A group from Institute of Plant Protection, Tianjin Academy of Agricultural Sciences, Tianjin, China, etc. has reported on a novel sucrose induced signaling cascade promoting Bacillus subtilis rhizosphere colonization.
https://www.ncbi.nlm.nih.gov/pmc/articles/PMC8397739/
It has been known that Bacillus subtilis is an excellent biological control agent, capable of suppressing a number of soil-borne phytopathogens. But, how do such beneficial bacteria recognize the signals from the plant host, colonize the roots, and ultimately establish an intimate relationship with the plant? One of the specific focuses is on plant root-released nutrients and their impact on the rhizobacteria. Among those root-released nutrients, sucrose is found most abundantly released into the rhizosphere. Sucrose is uniquely important to the plants since photosynthetic plants primarily use sucrose as a fixed carbon transport and storage mechanism among different tissues.
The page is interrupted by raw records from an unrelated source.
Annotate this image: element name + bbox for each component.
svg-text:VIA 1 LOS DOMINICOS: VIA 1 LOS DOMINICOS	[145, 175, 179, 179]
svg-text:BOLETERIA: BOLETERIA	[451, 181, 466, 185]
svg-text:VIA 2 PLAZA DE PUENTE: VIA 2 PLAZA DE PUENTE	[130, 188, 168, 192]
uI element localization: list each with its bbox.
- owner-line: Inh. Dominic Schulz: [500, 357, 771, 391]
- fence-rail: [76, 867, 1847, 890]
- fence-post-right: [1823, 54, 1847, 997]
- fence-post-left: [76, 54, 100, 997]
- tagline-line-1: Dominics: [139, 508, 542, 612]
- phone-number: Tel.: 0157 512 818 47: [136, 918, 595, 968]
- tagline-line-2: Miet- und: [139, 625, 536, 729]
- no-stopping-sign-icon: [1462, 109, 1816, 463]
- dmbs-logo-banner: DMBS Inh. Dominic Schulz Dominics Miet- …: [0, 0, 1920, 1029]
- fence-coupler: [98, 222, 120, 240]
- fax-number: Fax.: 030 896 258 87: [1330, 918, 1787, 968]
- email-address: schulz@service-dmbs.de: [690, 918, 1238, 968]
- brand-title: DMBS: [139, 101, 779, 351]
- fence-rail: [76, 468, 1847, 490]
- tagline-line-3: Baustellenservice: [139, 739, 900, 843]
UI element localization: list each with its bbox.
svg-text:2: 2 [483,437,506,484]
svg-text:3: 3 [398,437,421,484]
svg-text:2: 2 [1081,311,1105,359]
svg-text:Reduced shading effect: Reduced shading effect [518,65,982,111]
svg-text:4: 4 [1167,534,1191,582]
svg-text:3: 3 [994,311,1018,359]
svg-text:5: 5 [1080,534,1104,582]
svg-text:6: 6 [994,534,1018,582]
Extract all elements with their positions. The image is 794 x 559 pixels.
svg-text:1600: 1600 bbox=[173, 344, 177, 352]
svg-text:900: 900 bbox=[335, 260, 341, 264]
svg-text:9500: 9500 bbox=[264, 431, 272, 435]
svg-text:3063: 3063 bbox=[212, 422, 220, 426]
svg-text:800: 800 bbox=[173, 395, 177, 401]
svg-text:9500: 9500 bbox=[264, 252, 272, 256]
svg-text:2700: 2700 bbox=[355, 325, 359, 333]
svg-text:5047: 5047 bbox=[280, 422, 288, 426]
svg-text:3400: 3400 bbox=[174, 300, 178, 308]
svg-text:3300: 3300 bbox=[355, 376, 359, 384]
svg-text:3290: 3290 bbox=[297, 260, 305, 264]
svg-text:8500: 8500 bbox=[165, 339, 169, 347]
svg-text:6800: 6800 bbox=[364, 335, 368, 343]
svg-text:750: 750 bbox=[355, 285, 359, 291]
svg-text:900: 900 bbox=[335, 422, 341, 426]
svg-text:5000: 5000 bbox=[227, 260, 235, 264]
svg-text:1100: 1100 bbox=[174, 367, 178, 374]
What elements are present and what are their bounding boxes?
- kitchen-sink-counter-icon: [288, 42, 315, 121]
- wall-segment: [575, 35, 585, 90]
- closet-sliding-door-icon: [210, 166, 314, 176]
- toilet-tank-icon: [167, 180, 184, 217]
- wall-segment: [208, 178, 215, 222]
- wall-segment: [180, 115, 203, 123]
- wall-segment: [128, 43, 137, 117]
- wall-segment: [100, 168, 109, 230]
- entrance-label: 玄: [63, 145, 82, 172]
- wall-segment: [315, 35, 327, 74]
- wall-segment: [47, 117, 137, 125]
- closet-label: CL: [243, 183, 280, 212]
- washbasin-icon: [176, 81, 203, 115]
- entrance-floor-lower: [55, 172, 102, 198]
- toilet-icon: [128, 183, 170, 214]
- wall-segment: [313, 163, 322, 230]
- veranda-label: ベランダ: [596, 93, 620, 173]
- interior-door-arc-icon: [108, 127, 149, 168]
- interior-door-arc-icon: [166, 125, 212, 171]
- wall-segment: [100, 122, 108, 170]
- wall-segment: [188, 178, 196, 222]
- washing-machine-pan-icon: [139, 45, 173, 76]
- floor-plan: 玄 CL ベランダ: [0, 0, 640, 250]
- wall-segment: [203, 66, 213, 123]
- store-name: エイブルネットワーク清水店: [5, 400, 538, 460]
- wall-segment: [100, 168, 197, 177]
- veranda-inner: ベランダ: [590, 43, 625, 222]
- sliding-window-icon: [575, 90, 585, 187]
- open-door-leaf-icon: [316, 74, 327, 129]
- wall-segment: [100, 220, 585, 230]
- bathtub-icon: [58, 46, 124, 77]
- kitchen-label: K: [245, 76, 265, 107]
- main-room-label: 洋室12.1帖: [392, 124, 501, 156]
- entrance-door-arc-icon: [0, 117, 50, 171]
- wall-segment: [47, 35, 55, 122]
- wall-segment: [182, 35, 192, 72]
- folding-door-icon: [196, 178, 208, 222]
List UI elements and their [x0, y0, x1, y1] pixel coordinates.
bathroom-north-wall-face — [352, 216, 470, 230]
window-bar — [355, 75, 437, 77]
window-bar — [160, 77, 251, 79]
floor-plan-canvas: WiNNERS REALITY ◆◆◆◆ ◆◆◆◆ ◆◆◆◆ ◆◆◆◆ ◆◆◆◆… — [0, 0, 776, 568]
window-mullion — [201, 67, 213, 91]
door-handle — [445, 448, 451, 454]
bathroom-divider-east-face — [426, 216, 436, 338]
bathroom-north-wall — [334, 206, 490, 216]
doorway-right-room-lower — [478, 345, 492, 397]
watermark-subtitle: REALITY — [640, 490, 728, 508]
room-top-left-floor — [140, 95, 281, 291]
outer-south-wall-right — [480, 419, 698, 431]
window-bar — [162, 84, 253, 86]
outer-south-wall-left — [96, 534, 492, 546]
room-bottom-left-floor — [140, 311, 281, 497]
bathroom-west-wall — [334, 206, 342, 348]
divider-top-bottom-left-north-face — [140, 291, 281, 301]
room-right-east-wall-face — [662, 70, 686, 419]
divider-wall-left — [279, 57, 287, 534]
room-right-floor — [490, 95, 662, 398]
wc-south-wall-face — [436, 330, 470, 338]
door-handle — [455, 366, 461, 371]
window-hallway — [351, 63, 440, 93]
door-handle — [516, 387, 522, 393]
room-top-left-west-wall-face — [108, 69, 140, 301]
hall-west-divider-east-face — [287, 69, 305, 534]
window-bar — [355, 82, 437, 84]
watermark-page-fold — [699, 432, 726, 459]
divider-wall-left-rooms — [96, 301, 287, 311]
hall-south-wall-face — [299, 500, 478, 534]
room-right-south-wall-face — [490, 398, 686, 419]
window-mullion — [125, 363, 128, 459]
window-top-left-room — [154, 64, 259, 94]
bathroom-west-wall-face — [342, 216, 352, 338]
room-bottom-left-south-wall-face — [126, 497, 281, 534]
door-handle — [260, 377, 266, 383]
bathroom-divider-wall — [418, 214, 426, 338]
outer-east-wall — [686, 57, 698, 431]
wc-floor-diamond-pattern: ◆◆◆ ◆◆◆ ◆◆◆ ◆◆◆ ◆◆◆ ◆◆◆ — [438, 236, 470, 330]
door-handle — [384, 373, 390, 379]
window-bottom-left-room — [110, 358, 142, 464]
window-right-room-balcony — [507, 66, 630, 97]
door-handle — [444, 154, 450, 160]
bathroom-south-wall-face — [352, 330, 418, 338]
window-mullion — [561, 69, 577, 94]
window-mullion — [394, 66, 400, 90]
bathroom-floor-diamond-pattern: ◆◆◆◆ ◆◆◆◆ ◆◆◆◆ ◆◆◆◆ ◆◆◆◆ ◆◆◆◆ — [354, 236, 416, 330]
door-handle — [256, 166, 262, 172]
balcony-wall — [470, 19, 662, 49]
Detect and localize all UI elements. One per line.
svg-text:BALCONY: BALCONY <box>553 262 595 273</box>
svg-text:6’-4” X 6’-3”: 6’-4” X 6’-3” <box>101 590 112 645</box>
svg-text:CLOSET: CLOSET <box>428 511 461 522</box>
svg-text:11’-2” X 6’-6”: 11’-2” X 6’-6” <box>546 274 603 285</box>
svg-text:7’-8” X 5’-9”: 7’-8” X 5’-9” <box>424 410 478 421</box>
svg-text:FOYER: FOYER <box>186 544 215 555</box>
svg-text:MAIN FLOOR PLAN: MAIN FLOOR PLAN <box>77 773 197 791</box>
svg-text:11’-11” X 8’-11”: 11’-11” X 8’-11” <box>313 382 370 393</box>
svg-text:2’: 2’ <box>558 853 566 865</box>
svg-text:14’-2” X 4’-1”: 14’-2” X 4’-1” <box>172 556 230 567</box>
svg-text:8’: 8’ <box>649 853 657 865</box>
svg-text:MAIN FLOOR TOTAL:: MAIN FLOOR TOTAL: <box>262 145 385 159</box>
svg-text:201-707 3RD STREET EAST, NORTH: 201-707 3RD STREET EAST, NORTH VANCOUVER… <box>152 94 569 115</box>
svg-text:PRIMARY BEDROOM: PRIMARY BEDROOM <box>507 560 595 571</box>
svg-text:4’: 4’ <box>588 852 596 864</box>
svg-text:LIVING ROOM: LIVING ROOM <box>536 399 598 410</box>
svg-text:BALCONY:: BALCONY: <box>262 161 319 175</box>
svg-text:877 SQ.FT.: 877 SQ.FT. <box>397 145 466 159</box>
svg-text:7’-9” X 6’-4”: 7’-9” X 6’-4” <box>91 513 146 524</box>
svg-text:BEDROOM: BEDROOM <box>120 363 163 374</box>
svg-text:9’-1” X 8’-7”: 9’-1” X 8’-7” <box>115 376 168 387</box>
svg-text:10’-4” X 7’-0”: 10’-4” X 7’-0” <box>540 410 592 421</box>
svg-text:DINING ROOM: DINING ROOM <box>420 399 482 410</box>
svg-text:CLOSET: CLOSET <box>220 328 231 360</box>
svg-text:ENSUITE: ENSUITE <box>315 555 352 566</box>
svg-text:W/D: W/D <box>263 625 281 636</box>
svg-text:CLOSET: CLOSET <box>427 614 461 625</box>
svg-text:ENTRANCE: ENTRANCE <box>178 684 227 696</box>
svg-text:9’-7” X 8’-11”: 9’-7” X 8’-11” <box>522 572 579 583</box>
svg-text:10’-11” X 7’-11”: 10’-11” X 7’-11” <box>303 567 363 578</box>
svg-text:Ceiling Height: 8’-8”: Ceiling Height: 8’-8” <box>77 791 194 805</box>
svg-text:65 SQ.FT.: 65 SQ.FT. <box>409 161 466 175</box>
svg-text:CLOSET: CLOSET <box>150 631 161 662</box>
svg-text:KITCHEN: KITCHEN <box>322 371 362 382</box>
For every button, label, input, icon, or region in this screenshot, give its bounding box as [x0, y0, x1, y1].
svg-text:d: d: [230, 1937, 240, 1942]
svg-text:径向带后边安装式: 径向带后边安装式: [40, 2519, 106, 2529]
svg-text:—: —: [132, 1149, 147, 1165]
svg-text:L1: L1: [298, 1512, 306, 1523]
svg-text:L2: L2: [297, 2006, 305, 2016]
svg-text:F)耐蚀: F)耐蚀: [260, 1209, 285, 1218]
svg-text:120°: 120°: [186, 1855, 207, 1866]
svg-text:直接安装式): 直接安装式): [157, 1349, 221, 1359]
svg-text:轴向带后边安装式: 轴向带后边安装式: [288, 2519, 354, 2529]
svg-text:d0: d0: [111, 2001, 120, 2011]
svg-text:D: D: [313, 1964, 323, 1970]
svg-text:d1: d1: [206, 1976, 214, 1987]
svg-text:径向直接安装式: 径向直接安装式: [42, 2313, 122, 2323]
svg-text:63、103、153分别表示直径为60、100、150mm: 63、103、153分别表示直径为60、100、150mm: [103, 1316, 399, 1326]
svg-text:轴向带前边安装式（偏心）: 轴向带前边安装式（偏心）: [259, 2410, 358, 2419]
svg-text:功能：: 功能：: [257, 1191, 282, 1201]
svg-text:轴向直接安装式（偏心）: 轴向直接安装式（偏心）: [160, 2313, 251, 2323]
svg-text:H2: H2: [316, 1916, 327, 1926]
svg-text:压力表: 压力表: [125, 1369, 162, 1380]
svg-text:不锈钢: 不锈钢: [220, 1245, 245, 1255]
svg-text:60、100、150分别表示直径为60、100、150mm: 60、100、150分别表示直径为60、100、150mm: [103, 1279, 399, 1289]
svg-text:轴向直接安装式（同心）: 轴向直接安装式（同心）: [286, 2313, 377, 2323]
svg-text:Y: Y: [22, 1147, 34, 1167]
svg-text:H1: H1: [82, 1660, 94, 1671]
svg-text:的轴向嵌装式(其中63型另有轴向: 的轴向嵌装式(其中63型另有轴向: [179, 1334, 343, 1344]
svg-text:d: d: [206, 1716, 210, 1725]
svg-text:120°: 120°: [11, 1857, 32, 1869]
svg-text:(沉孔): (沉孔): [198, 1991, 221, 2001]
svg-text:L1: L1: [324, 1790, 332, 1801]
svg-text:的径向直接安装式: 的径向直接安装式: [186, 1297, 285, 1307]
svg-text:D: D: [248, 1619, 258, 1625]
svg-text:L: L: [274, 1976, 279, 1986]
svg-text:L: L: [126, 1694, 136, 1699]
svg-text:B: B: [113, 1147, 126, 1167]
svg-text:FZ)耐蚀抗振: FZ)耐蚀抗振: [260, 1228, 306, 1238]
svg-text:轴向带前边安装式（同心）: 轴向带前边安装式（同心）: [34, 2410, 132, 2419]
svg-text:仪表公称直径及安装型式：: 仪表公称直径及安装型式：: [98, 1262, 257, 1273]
It is clearly shown in the figure below that sucrose induces more robust root colonization on tomato roots by Bacillus subtilis in the presence of sucrose than several other root-secreted sugars.
A red fluorescence-labeled Batillus subtilis strain was used with different sugars (Fru: fructose, Glc: glucose, Mal: maltose, and Suc: sucrose)
Further, in the rhizosphere soil with sucrose addition, the relative abundance of Bacillus reached ~10.1%, while this ratio was only ~0.1% without sucrose addition, indicating a 100-fold increase in the abundance of the native Bacillus species in the rhizosphere stimulated by sucrose. In addition to the strong positive influence of sucrose on the prevalence of Bacillus, the relative low abundance of Pseudomonas (0.05%) was also elevated to 2.7% when inoculated with the wild type B. subtilis cells and further increased to 12.5% with simultaneous B. subtilis inoculation and sucrose supplementation. It was also shown that supplementation of sucrose formula improved the suppression efficiency against the soil-borne disease caused by Fusarium oxysporum sp. Lycopersici (Fusarium wilt) .
Big question is how B. subtilis manage to efficiently migrate in the semisolid or solid soil environment?
Regarding this question, authors has shown that sucrose activates a signaling cascade to trigger solid surface motility leading to effective root colonization by B. subtilis. That is, sucrose initiates biosynthesis of levan, and levan is further hydrolyzed into levanoligosaccharides, and finally induces strong production of surfactin from B. subtilis resulting in acceleration of solid surface motility.